Friday, May 14, 2010

Immigration Law In Arizona Is No Good

In 2006 former president, George Bush, supported a proposal that would've required undocumented immigrants to take English classes and pay fines and back taxes in exchange for guest worker status and, eventually, citizenship.

"I know this is an emotional debate," said Bush. "But one thing we cannot lose sight of is that we're talking about human beings, decent human beings that need to be treated with respect."

But Bush was shouted down by angry people carrying "Go back to Mexico!" sings. Their counter proposal? To somehow round up and bus an estimated 11 million people to the border, an idea that was to pragmatism and practicality as Lady Gaga is to modesty and restraint. Similar thinking if you want to call it that, is evident in the bill recently signed into law by Republican Gov. Jan Brewer, of Arizona, that has vaulted that state into a raging controversy.

The so-called Support Our Law Enforcement and Safe Neighborhoods Act includes a provision empowering police officers to ask people they encounter for proof they are in this country legally if the officers have "reasonable suspicion" they are not.
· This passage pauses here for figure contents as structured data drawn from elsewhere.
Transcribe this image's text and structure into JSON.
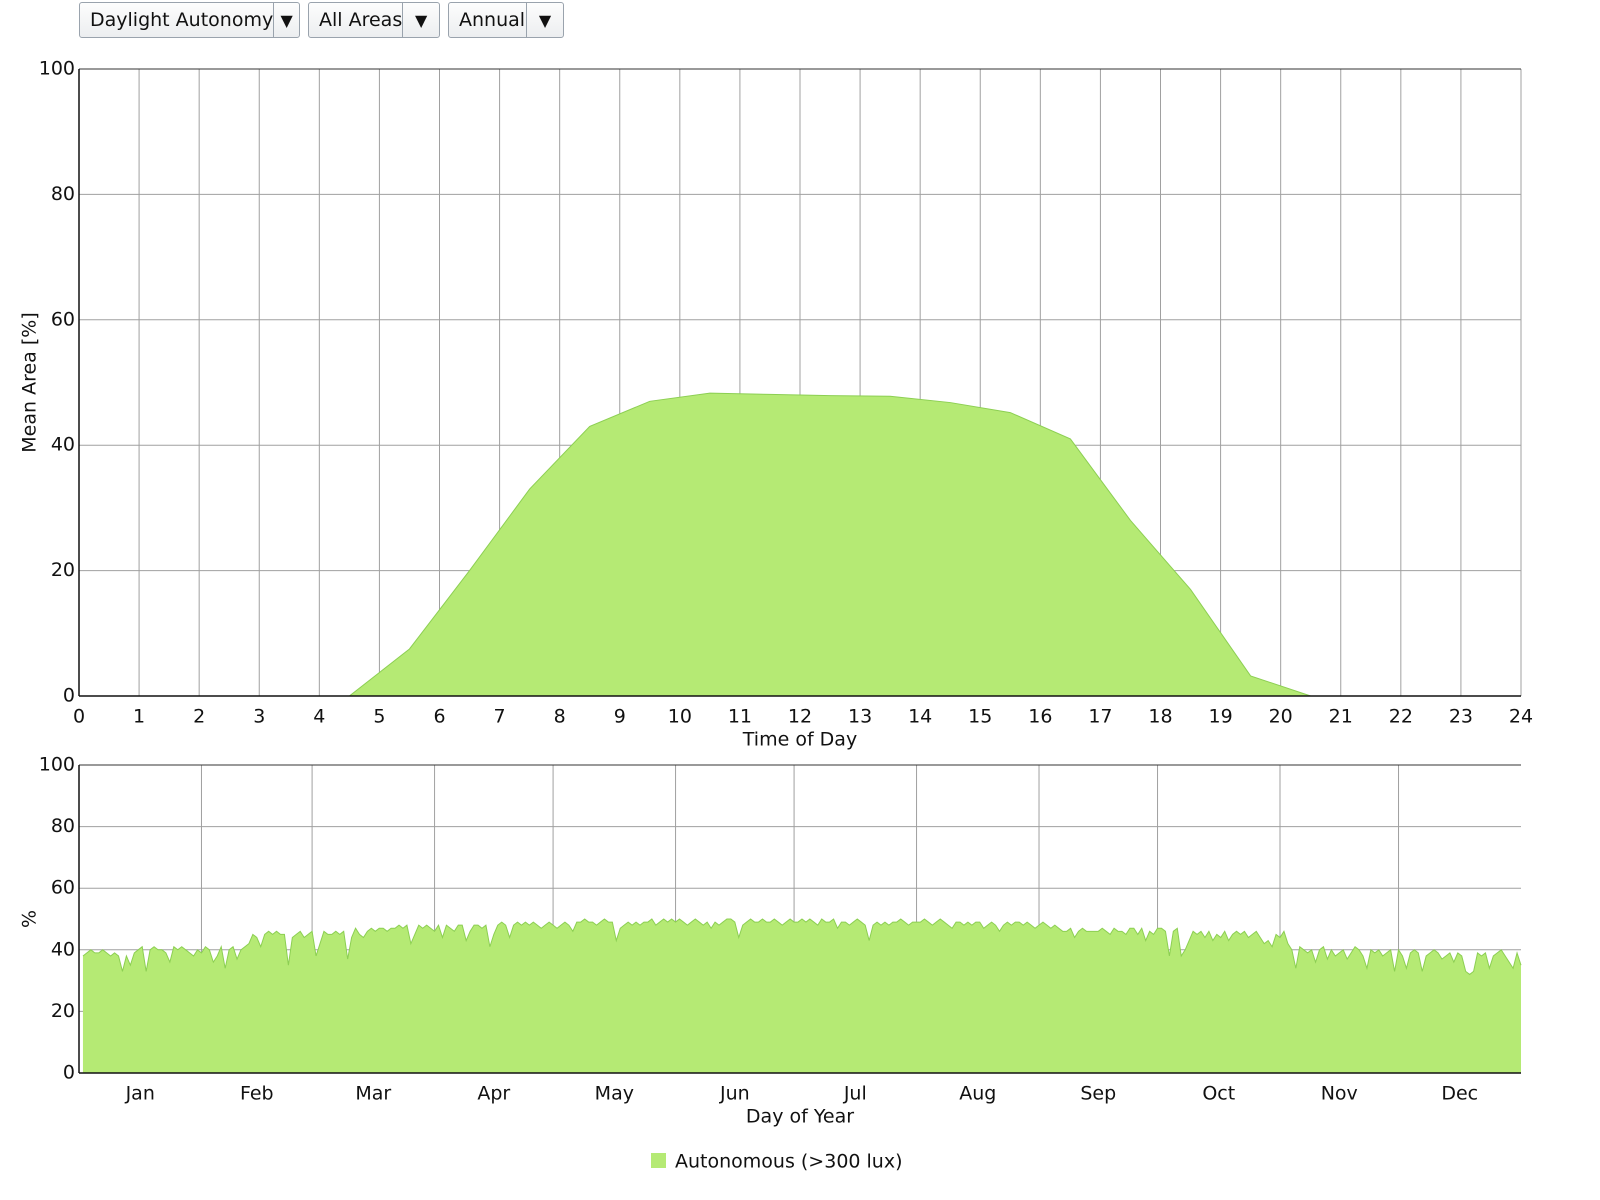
{
  "controls": {
    "dropdowns": [
      "Daylight Autonomy",
      "All Areas",
      "Annual"
    ]
  },
  "chart_data": [
    {
      "type": "area",
      "x": [
        0.5,
        1.5,
        2.5,
        3.5,
        4.5,
        5.5,
        6.5,
        7.5,
        8.5,
        9.5,
        10.5,
        11.5,
        12.5,
        13.5,
        14.5,
        15.5,
        16.5,
        17.5,
        18.5,
        19.5,
        20.5,
        21.5,
        22.5,
        23.5
      ],
      "series": [
        {
          "name": "Autonomous (>300 lux)",
          "color": "#b5ea74",
          "values": [
            0,
            0,
            0,
            0,
            0,
            7.5,
            20,
            33,
            43,
            47,
            48.3,
            48.1,
            47.9,
            47.8,
            46.8,
            45.2,
            41,
            28,
            17,
            3.2,
            0,
            0,
            0,
            0
          ]
        }
      ],
      "xlim": [
        0,
        24
      ],
      "xticks": [
        0,
        1,
        2,
        3,
        4,
        5,
        6,
        7,
        8,
        9,
        10,
        11,
        12,
        13,
        14,
        15,
        16,
        17,
        18,
        19,
        20,
        21,
        22,
        23,
        24
      ],
      "ylim": [
        0,
        100
      ],
      "yticks": [
        0,
        20,
        40,
        60,
        80,
        100
      ],
      "xlabel": "Time of Day",
      "ylabel": "Mean Area [%]",
      "grid": true,
      "legend": "bottom"
    },
    {
      "type": "area",
      "x": [
        1,
        2,
        3,
        4,
        5,
        6,
        7,
        8,
        9,
        10,
        11,
        12,
        13,
        14,
        15,
        16,
        17,
        18,
        19,
        20,
        21,
        22,
        23,
        24,
        25,
        26,
        27,
        28,
        29,
        30,
        31,
        32,
        33,
        34,
        35,
        36,
        37,
        38,
        39,
        40,
        41,
        42,
        43,
        44,
        45,
        46,
        47,
        48,
        49,
        50,
        51,
        52,
        53,
        54,
        55,
        56,
        57,
        58,
        59,
        60,
        61,
        62,
        63,
        64,
        65,
        66,
        67,
        68,
        69,
        70,
        71,
        72,
        73,
        74,
        75,
        76,
        77,
        78,
        79,
        80,
        81,
        82,
        83,
        84,
        85,
        86,
        87,
        88,
        89,
        90,
        91,
        92,
        93,
        94,
        95,
        96,
        97,
        98,
        99,
        100,
        101,
        102,
        103,
        104,
        105,
        106,
        107,
        108,
        109,
        110,
        111,
        112,
        113,
        114,
        115,
        116,
        117,
        118,
        119,
        120,
        121,
        122,
        123,
        124,
        125,
        126,
        127,
        128,
        129,
        130,
        131,
        132,
        133,
        134,
        135,
        136,
        137,
        138,
        139,
        140,
        141,
        142,
        143,
        144,
        145,
        146,
        147,
        148,
        149,
        150,
        151,
        152,
        153,
        154,
        155,
        156,
        157,
        158,
        159,
        160,
        161,
        162,
        163,
        164,
        165,
        166,
        167,
        168,
        169,
        170,
        171,
        172,
        173,
        174,
        175,
        176,
        177,
        178,
        179,
        180,
        181,
        182,
        183,
        184,
        185,
        186,
        187,
        188,
        189,
        190,
        191,
        192,
        193,
        194,
        195,
        196,
        197,
        198,
        199,
        200,
        201,
        202,
        203,
        204,
        205,
        206,
        207,
        208,
        209,
        210,
        211,
        212,
        213,
        214,
        215,
        216,
        217,
        218,
        219,
        220,
        221,
        222,
        223,
        224,
        225,
        226,
        227,
        228,
        229,
        230,
        231,
        232,
        233,
        234,
        235,
        236,
        237,
        238,
        239,
        240,
        241,
        242,
        243,
        244,
        245,
        246,
        247,
        248,
        249,
        250,
        251,
        252,
        253,
        254,
        255,
        256,
        257,
        258,
        259,
        260,
        261,
        262,
        263,
        264,
        265,
        266,
        267,
        268,
        269,
        270,
        271,
        272,
        273,
        274,
        275,
        276,
        277,
        278,
        279,
        280,
        281,
        282,
        283,
        284,
        285,
        286,
        287,
        288,
        289,
        290,
        291,
        292,
        293,
        294,
        295,
        296,
        297,
        298,
        299,
        300,
        301,
        302,
        303,
        304,
        305,
        306,
        307,
        308,
        309,
        310,
        311,
        312,
        313,
        314,
        315,
        316,
        317,
        318,
        319,
        320,
        321,
        322,
        323,
        324,
        325,
        326,
        327,
        328,
        329,
        330,
        331,
        332,
        333,
        334,
        335,
        336,
        337,
        338,
        339,
        340,
        341,
        342,
        343,
        344,
        345,
        346,
        347,
        348,
        349,
        350,
        351,
        352,
        353,
        354,
        355,
        356,
        357,
        358,
        359,
        360,
        361,
        362,
        363,
        364,
        365
      ],
      "series": [
        {
          "color": "#b5ea74",
          "values": [
            38,
            39,
            40,
            39,
            39,
            40,
            39,
            38,
            39,
            38,
            33,
            38,
            35,
            39,
            40,
            41,
            33,
            40,
            41,
            40,
            40,
            39,
            36,
            41,
            40,
            41,
            40,
            39,
            38,
            40,
            39,
            41,
            40,
            36,
            38,
            41,
            34,
            40,
            41,
            37,
            40,
            41,
            42,
            45,
            44,
            41,
            45,
            46,
            45,
            46,
            45,
            45,
            35,
            44,
            45,
            46,
            44,
            45,
            46,
            38,
            42,
            46,
            45,
            45,
            46,
            45,
            46,
            37,
            44,
            47,
            45,
            44,
            46,
            47,
            46,
            47,
            47,
            46,
            47,
            47,
            48,
            47,
            48,
            42,
            45,
            48,
            47,
            48,
            47,
            46,
            48,
            44,
            48,
            47,
            46,
            48,
            48,
            43,
            46,
            48,
            48,
            47,
            48,
            41,
            45,
            48,
            49,
            48,
            44,
            48,
            49,
            48,
            49,
            48,
            49,
            48,
            47,
            48,
            49,
            48,
            47,
            48,
            49,
            48,
            46,
            49,
            49,
            50,
            49,
            49,
            48,
            49,
            50,
            49,
            49,
            43,
            47,
            48,
            49,
            48,
            49,
            48,
            49,
            49,
            50,
            48,
            49,
            50,
            49,
            50,
            49,
            50,
            49,
            48,
            49,
            50,
            49,
            48,
            49,
            47,
            49,
            48,
            49,
            50,
            50,
            49,
            44,
            48,
            49,
            50,
            49,
            49,
            50,
            49,
            49,
            50,
            49,
            48,
            49,
            50,
            49,
            49,
            50,
            49,
            50,
            49,
            48,
            50,
            49,
            49,
            50,
            47,
            49,
            49,
            48,
            49,
            50,
            49,
            48,
            43,
            48,
            49,
            48,
            49,
            48,
            49,
            49,
            50,
            49,
            48,
            49,
            49,
            49,
            50,
            49,
            48,
            49,
            50,
            49,
            48,
            47,
            49,
            49,
            48,
            49,
            48,
            49,
            49,
            47,
            48,
            49,
            48,
            46,
            48,
            49,
            48,
            49,
            49,
            48,
            49,
            48,
            47,
            48,
            49,
            48,
            47,
            48,
            47,
            46,
            46,
            47,
            44,
            46,
            47,
            46,
            46,
            46,
            46,
            47,
            46,
            45,
            47,
            46,
            46,
            45,
            47,
            47,
            45,
            47,
            43,
            46,
            45,
            47,
            47,
            46,
            38,
            46,
            47,
            38,
            40,
            43,
            46,
            45,
            46,
            44,
            46,
            43,
            45,
            44,
            46,
            43,
            45,
            46,
            45,
            46,
            44,
            45,
            46,
            44,
            42,
            43,
            41,
            45,
            44,
            46,
            42,
            40,
            34,
            41,
            40,
            39,
            40,
            36,
            40,
            41,
            37,
            40,
            38,
            39,
            40,
            37,
            39,
            41,
            40,
            38,
            34,
            40,
            39,
            40,
            38,
            39,
            40,
            33,
            40,
            38,
            34,
            39,
            40,
            39,
            33,
            38,
            39,
            40,
            39,
            37,
            38,
            39,
            36,
            39,
            38,
            33,
            32,
            33,
            39,
            38,
            39,
            34,
            38,
            39,
            40,
            38,
            36,
            34,
            39,
            35
          ]
        }
      ],
      "xlim": [
        0,
        365
      ],
      "xticks": [
        {
          "value": 15.5,
          "label": "Jan"
        },
        {
          "value": 45,
          "label": "Feb"
        },
        {
          "value": 74.5,
          "label": "Mar"
        },
        {
          "value": 105,
          "label": "Apr"
        },
        {
          "value": 135.5,
          "label": "May"
        },
        {
          "value": 166,
          "label": "Jun"
        },
        {
          "value": 196.5,
          "label": "Jul"
        },
        {
          "value": 227.5,
          "label": "Aug"
        },
        {
          "value": 258,
          "label": "Sep"
        },
        {
          "value": 288.5,
          "label": "Oct"
        },
        {
          "value": 319,
          "label": "Nov"
        },
        {
          "value": 349.5,
          "label": "Dec"
        }
      ],
      "xgrid": [
        31,
        59,
        90,
        120,
        151,
        181,
        212,
        243,
        273,
        304,
        334
      ],
      "ylim": [
        0,
        100
      ],
      "yticks": [
        0,
        20,
        40,
        60,
        80,
        100
      ],
      "xlabel": "Day of Year",
      "ylabel": "%",
      "grid": true
    }
  ]
}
Which quite naturally raises the question of what constitutes reasonable suspicion; what cues might a person give that would make police think he/she is illegal?

Only three suggest themselves: dark features, accented English or "hablando en espanol." Given that any number of native and naturalized Americans also fit that description, we face the troubling prospect of police approaching Hispanic citizens and demanding their papers, an image you'd think belongs more to some totalitarian regime than to the US.

Predictably, the new law has galvanized protesters throughout the country. Incredibly, one of the state's own congressmen, Democrat Raul Grijalva, has even called for a boycott. He told Politico.com, "If state lawmakers don't realize or don't care how detrimental this will be, we need to make them understand somehow."

You know something is haywire when a congressman campaigns against his own stat. But Grijalva is right. Until this shameful law is rescinded, Arizona is a great place not to be.